- Associated Press - Wednesday, February 27, 2013

CAMBRIDGE, MASS. (AP) - A person who called in a hoax about a gunman on the Massachusetts Institute of Technology campus over the weekend said the gunman was a staff member looking for revenge after the suicide of an Internet activist accused of illegally using MIT computers, the institute said.

MIT executive vice president Israel Ruiz wrote in a campus-wide email on Wednesday that the caller indicated the gunman “was retaliating against people involved in the suicide of Aaron Swartz,” the Boston Herald reported ( https://bit.ly/13ZSoN2). Ruiz wrote that MIT’s president was identified as the target.

Swartz killed himself in New York last month while awaiting trial on charges he used MIT’s computer network to illegally download nearly 5 million academic articles from an online clearinghouse for scholarly journals. Critics blame federal prosecutors for his suicide, saying they insisted he plead guilty to all 13 felony charges he faced and serve four to six months in prison or go to trial and face up to 35 years.
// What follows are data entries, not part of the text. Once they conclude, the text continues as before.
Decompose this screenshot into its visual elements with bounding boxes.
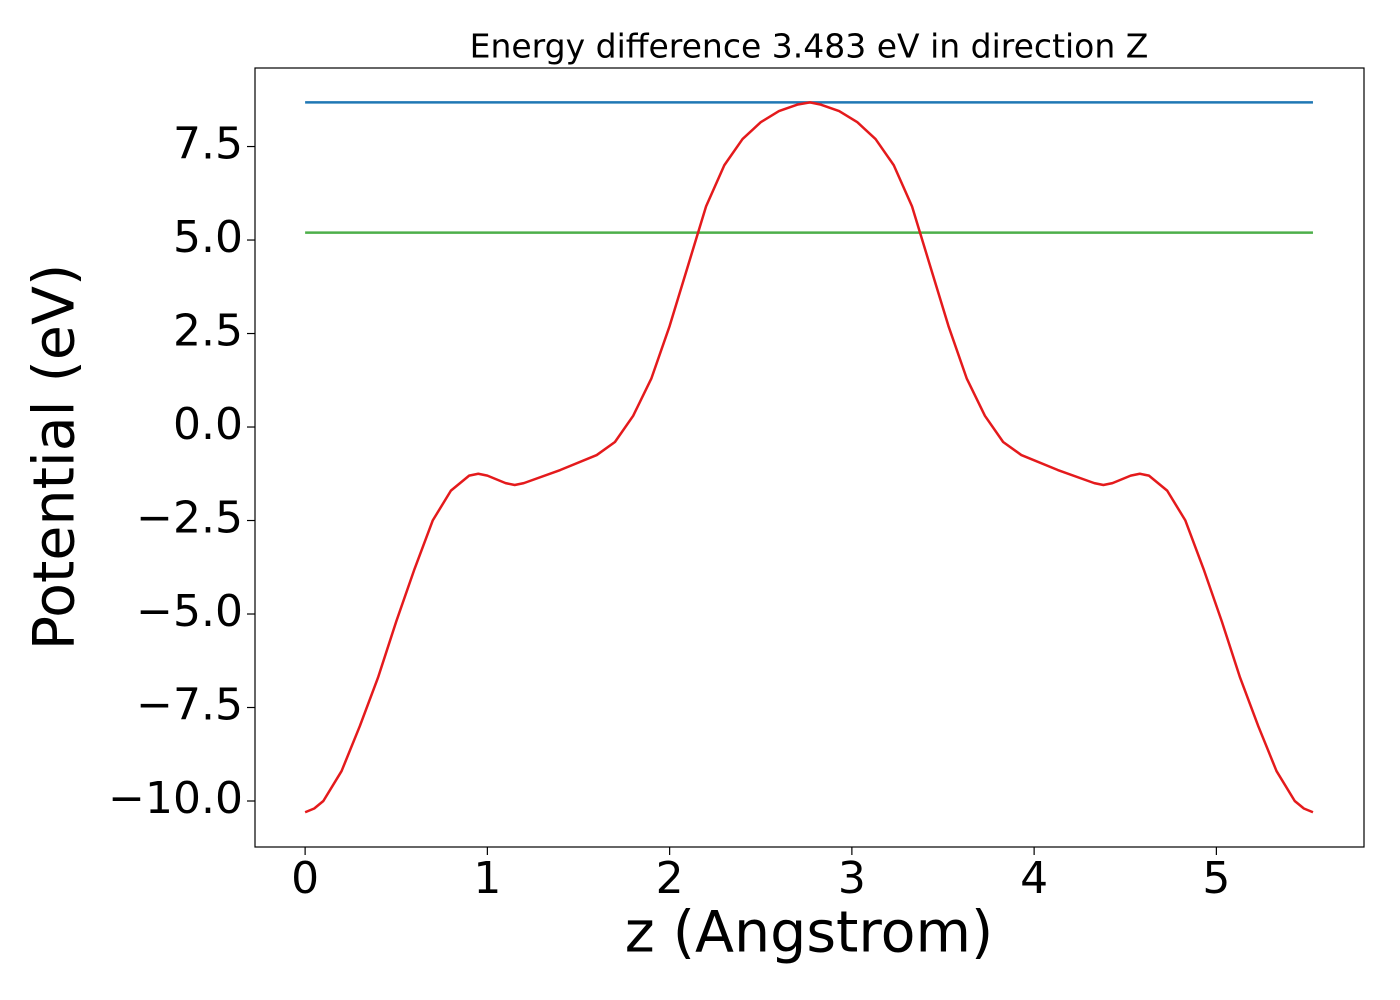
x-tick-label: 4 <box>1020 853 1048 904</box>
x-tick-label: 1 <box>473 853 501 904</box>
y-axis-label: Potential (eV) <box>22 264 88 650</box>
chart-title: Energy difference 3.483 eV in direction … <box>470 27 1149 66</box>
y-tick-label: −5.0 <box>136 586 243 637</box>
line-series <box>304 101 1314 814</box>
x-tick-label: 5 <box>1202 853 1230 904</box>
x-tick-label: 2 <box>656 853 684 904</box>
x-tick-label: 3 <box>838 853 866 904</box>
y-tick-label: −7.5 <box>136 680 243 731</box>
y-tick-label: 2.5 <box>173 306 243 357</box>
x-tick-label: 0 <box>291 853 319 904</box>
y-tick-label: −10.0 <box>108 773 243 824</box>
y-tick-label: 7.5 <box>173 119 243 170</box>
y-tick-label: 5.0 <box>173 212 243 263</box>
x-axis-label: z (Angstrom) <box>625 900 993 966</box>
y-tick-label: −2.5 <box>136 493 243 544</box>
y-tick-label: 0.0 <box>173 399 243 450</box>
plot-frame <box>254 67 1365 848</box>
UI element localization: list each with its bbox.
Prosecutors have defended the charges against him and said they acted appropriately.

Police in Cambridge, where MIT is located, said the hoax report about the gunman came through a Sprint Internet relay service generally used by people with hearing or speech impairments. They said a Sprint employee called them to relay the message and gave them the name of a possible suspect mentioned by the caller.

MIT said investigators determined the staffer named in the Saturday call was “found not to be connected to the incident.”

The message indicated a man dressed in body armor and carrying a rifle was in a main building on campus. The campus went on lockdown for about three hours.